JAKARTA - Ketua Mahkamah Konstitusi Anwar Usman menegaskan bahwa tidak ada lobi-melobi dalam memeriksa dan memutus Perkara Nomor 90/PUU-XXI/2023 terkait syarat usia calon presiden (capres) dan calon wakil presiden (cawapres).
“Enggak ada, lobi-lobi gimana? Sudah baca putusannya belum?,” kata Anwar Usman kepada wartawan dilansir ANTARA, Selasa, 31 Oktober.
Dia mengatakan bila ada proses lobi-melobi, maka hasil putusan perkara yang diajukan oleh warga negara Indonesia (WNI) bernama Almas Tsaqibbirru Re A. tersebut tidak akan seperti itu.
“Bah!

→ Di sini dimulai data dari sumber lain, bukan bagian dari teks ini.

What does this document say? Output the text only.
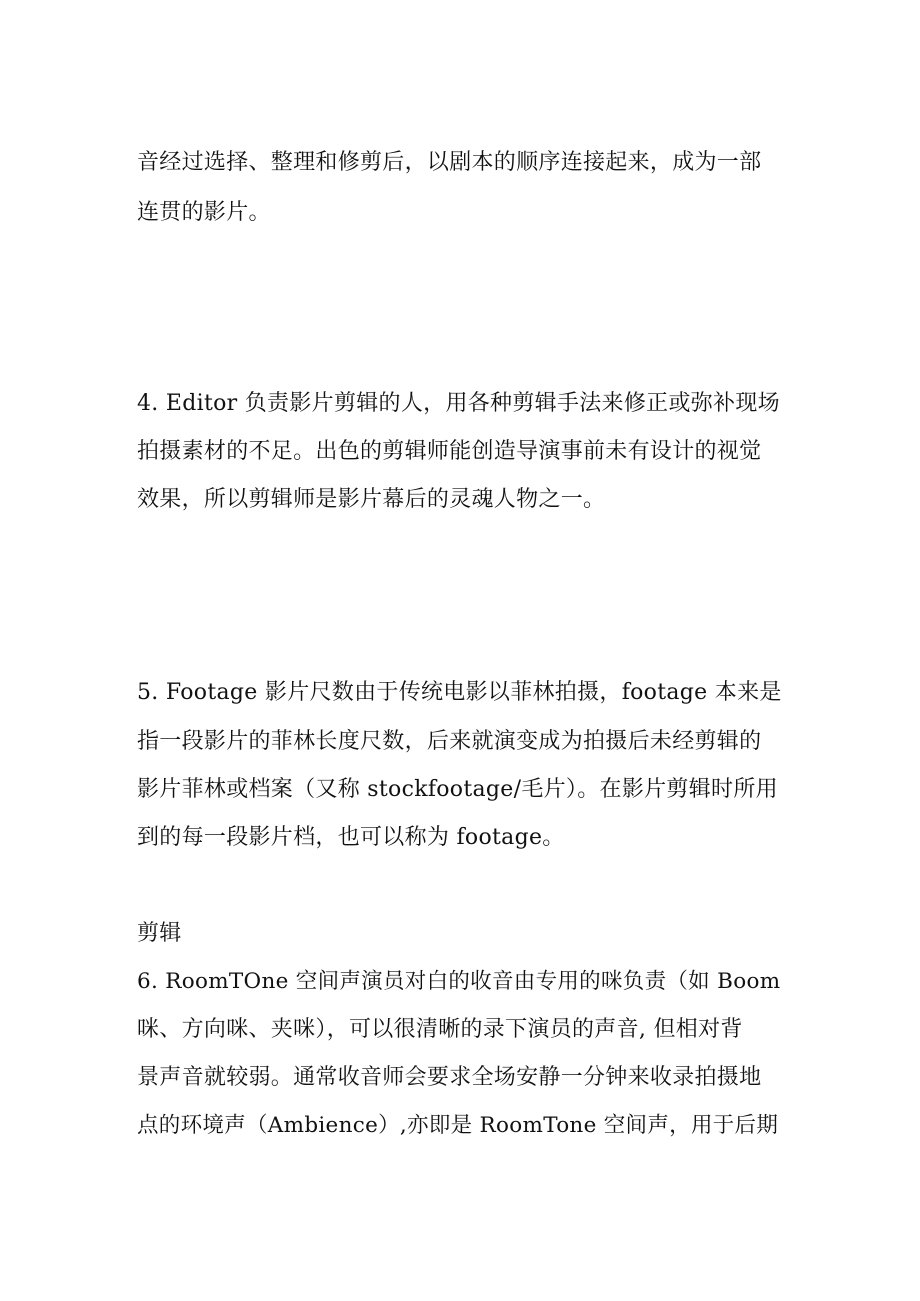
音经过选择、整理和修剪后，以剧本的顺序连接起来，成为一部
连贯的影片。
4. Editor 负责影片剪辑的人，用各种剪辑手法来修正或弥补现场
拍摄素材的不足。出色的剪辑师能创造导演事前未有设计的视觉
效果，所以剪辑师是影片幕后的灵魂人物之一。
5. Footage 影片尺数由于传统电影以菲林拍摄，footage 本来是
指一段影片的菲林长度尺数，后来就演变成为拍摄后未经剪辑的
影片菲林或档案（又称 stockfootage/毛片）。在影片剪辑时所用
到的每一段影片档，也可以称为 footage。
剪辑
6. RoomTOne 空间声演员对白的收音由专用的咪负责（如 Boom
咪、方向咪、夹咪），可以很清晰的录下演员的声音, 但相对背
景声音就较弱。通常收音师会要求全场安静一分钟来收录拍摄地
点的环境声（Ambience）,亦即是 RoomTone 空间声，用于后期
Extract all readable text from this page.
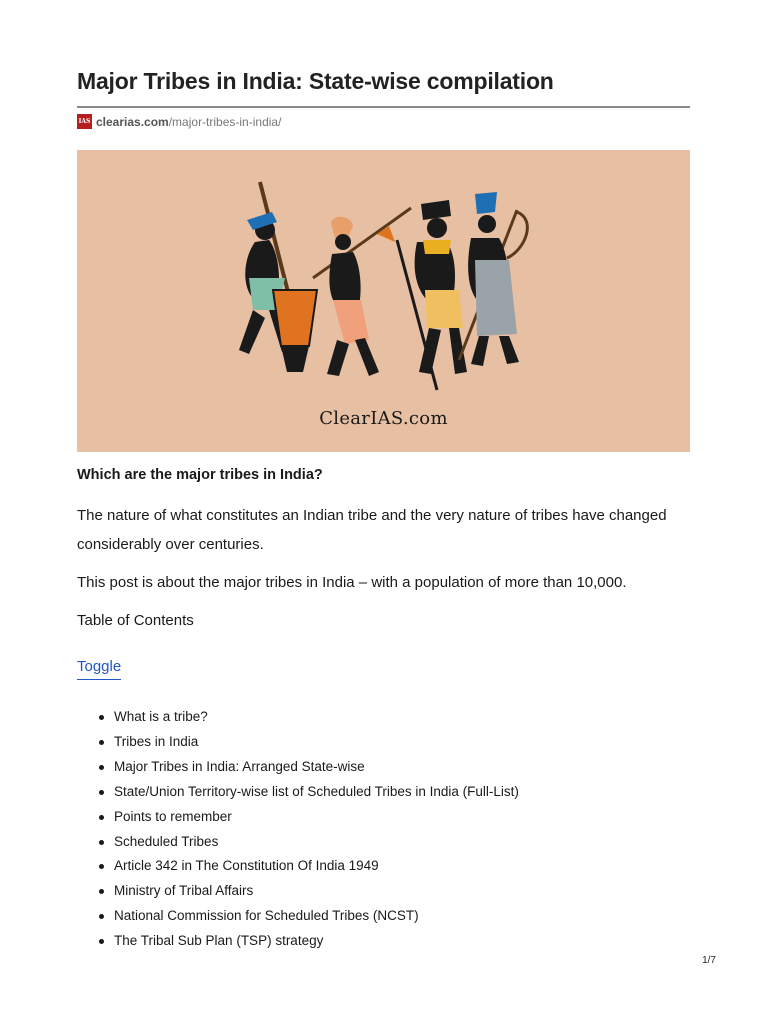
Major Tribes in India: State-wise compilation
IAS clearias.com /major-tribes-in-india/
ClearIAS.com

Which are the major tribes in India?

The nature of what constitutes an Indian tribe and the very nature of tribes have changed considerably over centuries.

This post is about the major tribes in India – with a population of more than 10,000.

Table of Contents

Toggle
What is a tribe?
Tribes in India
Major Tribes in India: Arranged State-wise
State/Union Territory-wise list of Scheduled Tribes in India (Full-List)
Points to remember
Scheduled Tribes
Article 342 in The Constitution Of India 1949
Ministry of Tribal Affairs
National Commission for Scheduled Tribes (NCST)
The Tribal Sub Plan (TSP) strategy
1/7
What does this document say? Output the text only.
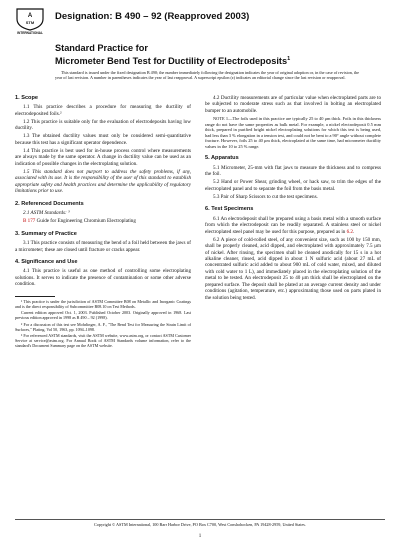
A
STM
INTERNATIONAL
Designation: B 490 – 92 (Reapproved 2003)
Standard Practice for
Micrometer Bend Test for Ductility of Electrodeposits$^1$
This standard is issued under the fixed designation B 490; the number immediately following the designation indicates the year of original adoption or, in the case of revision, the year of last revision. A number in parentheses indicates the year of last reapproval. A superscript epsilon (ε) indicates an editorial change since the last revision or reapproval.
1. Scope
1.1 This practice describes a procedure for measuring the ductility of electrodeposited foils.²
1.2 This practice is suitable only for the evaluation of electrodeposits having low ductility.
1.3 The obtained ductility values must only be considered semi-quantitative because this test has a significant operator dependence.
1.4 This practice is best used for in-house process control where measurements are always made by the same operator. A change in ductility value can be used as an indication of possible changes in the electroplating solution.
1.5 This standard does not purport to address the safety problems, if any, associated with its use. It is the responsibility of the user of this standard to establish appropriate safety and health practices and determine the applicability of regulatory limitations prior to use.
2. Referenced Documents
2.1 ASTM Standards: ³
B 177 Guide for Engineering Chromium Electroplating
3. Summary of Practice
3.1 This practice consists of measuring the bend of a foil held between the jaws of a micrometer; these are closed until fracture or cracks appear.
4. Significance and Use
4.1 This practice is useful as one method of controlling some electroplating solutions. It serves to indicate the presence of contamination or some other adverse condition.
¹ This practice is under the jurisdiction of ASTM Committee B08 on Metallic and Inorganic Coatings and is the direct responsibility of Subcommittee B08.10 on Test Methods.
Current edition approved Oct. 1, 2003. Published October 2003. Originally approved in 1968. Last previous edition approved in 1998 as B 490 – 92 (1998).
² For a discussion of this test see Mohrlinger, A. F., "The Bend Test for Measuring the Strain Limit of Surfaces," Plating, Vol 50, 1963, pp. 1094–1098.
³ For referenced ASTM standards, visit the ASTM website, www.astm.org, or contact ASTM Customer Service at service@astm.org. For Annual Book of ASTM Standards volume information, refer to the standard's Document Summary page on the ASTM website.
4.2 Ductility measurements are of particular value when electroplated parts are to be subjected to moderate stress such as that involved in bolting an electroplated bumper to an automobile.
NOTE 1—The foils used in this practice are typically 25 to 40 μm thick. Foils in this thickness range do not have the same properties as bulk metal. For example, a nickel electrodeposit 0.5 mm thick, prepared in purified bright nickel electroplating solutions for which this test is being used, had less than 3 % elongation in a tension test, and could not be bent to a 90° angle without complete fracture. However, foils 25 to 40 μm thick, electroplated at the same time, had micrometer ductility values in the 10 to 25 % range.
5. Apparatus
5.1 Micrometer, 25-mm with flat jaws to measure the thickness and to compress the foil.
5.2 Hand or Power Shear, grinding wheel, or hack saw, to trim the edges of the electroplated panel and to separate the foil from the basis metal.
5.3 Pair of Sharp Scissors to cut the test specimens.
6. Test Specimens
6.1 An electrodeposit shall be prepared using a basis metal with a smooth surface from which the electrodeposit can be readily separated. A stainless steel or nickel electroplated steel panel may be used for this purpose, prepared as in 6.2.
6.2 A piece of cold-rolled steel, of any convenient size, such as 100 by 150 mm, shall be properly cleaned, acid dipped, and electroplated with approximately 7.5 μm of nickel. After rinsing, the specimen shall be cleaned anodically for 15 s in a hot alkaline cleaner, rinsed, acid dipped in about 1 N sulfuric acid (about 27 mL of concentrated sulfuric acid added to about 900 mL of cold water, mixed, and diluted with cold water to 1 L), and immediately placed in the electroplating solution of the metal to be tested. An electrodeposit 25 to 40 μm thick shall be electroplated on the prepared surface. The deposit shall be plated at an average current density and under conditions (agitation, temperature, etc.) approximating those used on parts plated in the solution being tested.
Copyright © ASTM International, 100 Barr Harbor Drive, PO Box C700, West Conshohocken, PA 19428-2959, United States.
1
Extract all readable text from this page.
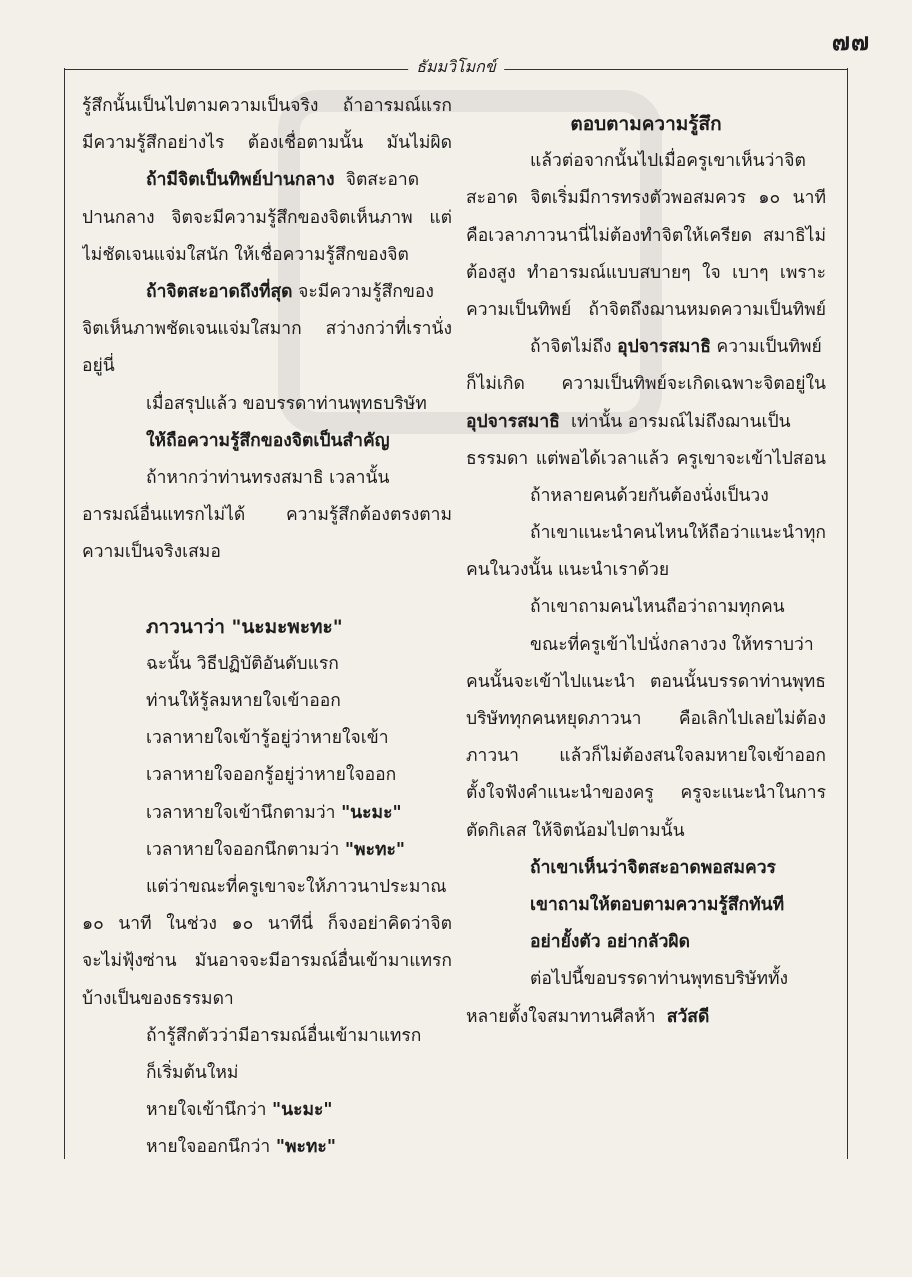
๗๗
ธัมมวิโมกข์
รู้สึกนั้นเป็นไปตามความเป็นจริง ถ้าอารมณ์แรก
มีความรู้สึกอย่างไร ต้องเชื่อตามนั้น มันไม่ผิด
ถ้ามีจิตเป็นทิพย์ปานกลาง จิตสะอาด
ปานกลาง จิตจะมีความรู้สึกของจิตเห็นภาพ แต่
ไม่ชัดเจนแจ่มใสนัก ให้เชื่อความรู้สึกของจิต
ถ้าจิตสะอาดถึงที่สุด จะมีความรู้สึกของ
จิตเห็นภาพชัดเจนแจ่มใสมาก สว่างกว่าที่เรานั่ง
อยู่นี่
เมื่อสรุปแล้ว ขอบรรดาท่านพุทธบริษัท
ให้ถือความรู้สึกของจิตเป็นสำคัญ
ถ้าหากว่าท่านทรงสมาธิ เวลานั้น
อารมณ์อื่นแทรกไม่ได้ ความรู้สึกต้องตรงตาม
ความเป็นจริงเสมอ
ภาวนาว่า "นะมะพะทะ"
ฉะนั้น วิธีปฏิบัติอันดับแรก
ท่านให้รู้ลมหายใจเข้าออก
เวลาหายใจเข้ารู้อยู่ว่าหายใจเข้า
เวลาหายใจออกรู้อยู่ว่าหายใจออก
เวลาหายใจเข้านึกตามว่า "นะมะ"
เวลาหายใจออกนึกตามว่า "พะทะ"
แต่ว่าขณะที่ครูเขาจะให้ภาวนาประมาณ
๑๐ นาที ในช่วง ๑๐ นาทีนี่ ก็จงอย่าคิดว่าจิต
จะไม่ฟุ้งซ่าน มันอาจจะมีอารมณ์อื่นเข้ามาแทรก
บ้างเป็นของธรรมดา
ถ้ารู้สึกตัวว่ามีอารมณ์อื่นเข้ามาแทรก
ก็เริ่มต้นใหม่
หายใจเข้านึกว่า "นะมะ"
หายใจออกนึกว่า "พะทะ"
ตอบตามความรู้สึก
แล้วต่อจากนั้นไปเมื่อครูเขาเห็นว่าจิต
สะอาด จิตเริ่มมีการทรงตัวพอสมควร ๑๐ นาที
คือเวลาภาวนานี่ไม่ต้องทำจิตให้เครียด สมาธิไม่
ต้องสูง ทำอารมณ์แบบสบายๆ ใจ เบาๆ เพราะ
ความเป็นทิพย์ ถ้าจิตถึงฌานหมดความเป็นทิพย์
ถ้าจิตไม่ถึง อุปจารสมาธิ ความเป็นทิพย์
ก็ไม่เกิด ความเป็นทิพย์จะเกิดเฉพาะจิตอยู่ใน
อุปจารสมาธิ เท่านั้น อารมณ์ไม่ถึงฌานเป็น
ธรรมดา แต่พอได้เวลาแล้ว ครูเขาจะเข้าไปสอน
ถ้าหลายคนด้วยกันต้องนั่งเป็นวง
ถ้าเขาแนะนำคนไหนให้ถือว่าแนะนำทุก
คนในวงนั้น แนะนำเราด้วย
ถ้าเขาถามคนไหนถือว่าถามทุกคน
ขณะที่ครูเข้าไปนั่งกลางวง ให้ทราบว่า
คนนั้นจะเข้าไปแนะนำ ตอนนั้นบรรดาท่านพุทธ
บริษัททุกคนหยุดภาวนา คือเลิกไปเลยไม่ต้อง
ภาวนา แล้วก็ไม่ต้องสนใจลมหายใจเข้าออก
ตั้งใจฟังคำแนะนำของครู ครูจะแนะนำในการ
ตัดกิเลส ให้จิตน้อมไปตามนั้น
ถ้าเขาเห็นว่าจิตสะอาดพอสมควร
เขาถามให้ตอบตามความรู้สึกทันที
อย่ายั้งตัว อย่ากลัวผิด
ต่อไปนี้ขอบรรดาท่านพุทธบริษัททั้ง
หลายตั้งใจสมาทานศีลห้า สวัสดี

Ya, kalau begitu, putusannya masa begitu,” ucap Anwar.
Sementara itu, terkait dirinya yang tidak mengundurkan diri ketika memeriksa perkara tersebut; sehingga dikaitkan dengan konflik kepentingan dengan Wali Kota Solo Gibran Rakabuming yang merupakan ponakannya, Anwar mengatakan jabatan telah diatur oleh Tuhan.
“Yang menentukan jabatan milik Allah Yang Maha Kuasa,” ucapnya
Sebelumnya, kuasa hukum salah satu pelapor, Violla Reininda mengatakan bahwa Anwar Usman telah melakukan lobi kepada delapan hakim konstitusi lainnya.
“Keterlibatan di sini dalam arti yang bersangkutan tidak mengundurkan diri untuk memeriksa dan memutus perkara dan juga terlibat aktif untuk melakukan lobi dan memuluskan lancarnya perkara ini agar dikabulkan oleh hakim yang lain," kata Violla dalam sidang terbuka di hadapan MKMK di Gedung II MK, Jakarta, Selasa pagi.
BACA JUGA:
Violla merupakan perwakilan kuasa hukum dari Constitutional and Administrative Law Society (CALS), yakni kumpulan guru besar dan pengajar hukum tata negara dan hukum administrasi negara yang melaporkan dugaan pelanggaran kode etik dan perilaku hakim konstitusi dalam perkara nomor 90 itu.
Senin (16/10), MK mengabulkan sebagian Perkara Nomor 90/PUU-XXI/2023 yang diajukan oleh warga negara Indonesia (WNI) bernama Almas Tsaqibbirru Re A. dari Surakarta, Jawa Tengah.
Dalam gugatannya, Almas memohon syarat pencalonan peserta pilpres berusia paling rendah 40 tahun atau berpengalaman sebagai kepala daerah, baik di tingkat provinsi maupun kabupaten dan kota.
Putusan itu menjadi kontroversi karena dinilai sarat konflik kepentingan. Laporan masyarakat yang menduga adanya pelanggaran kode etik hakim konstitusi dalam memeriksa dan memutus perkara itu kemudian bermunculan.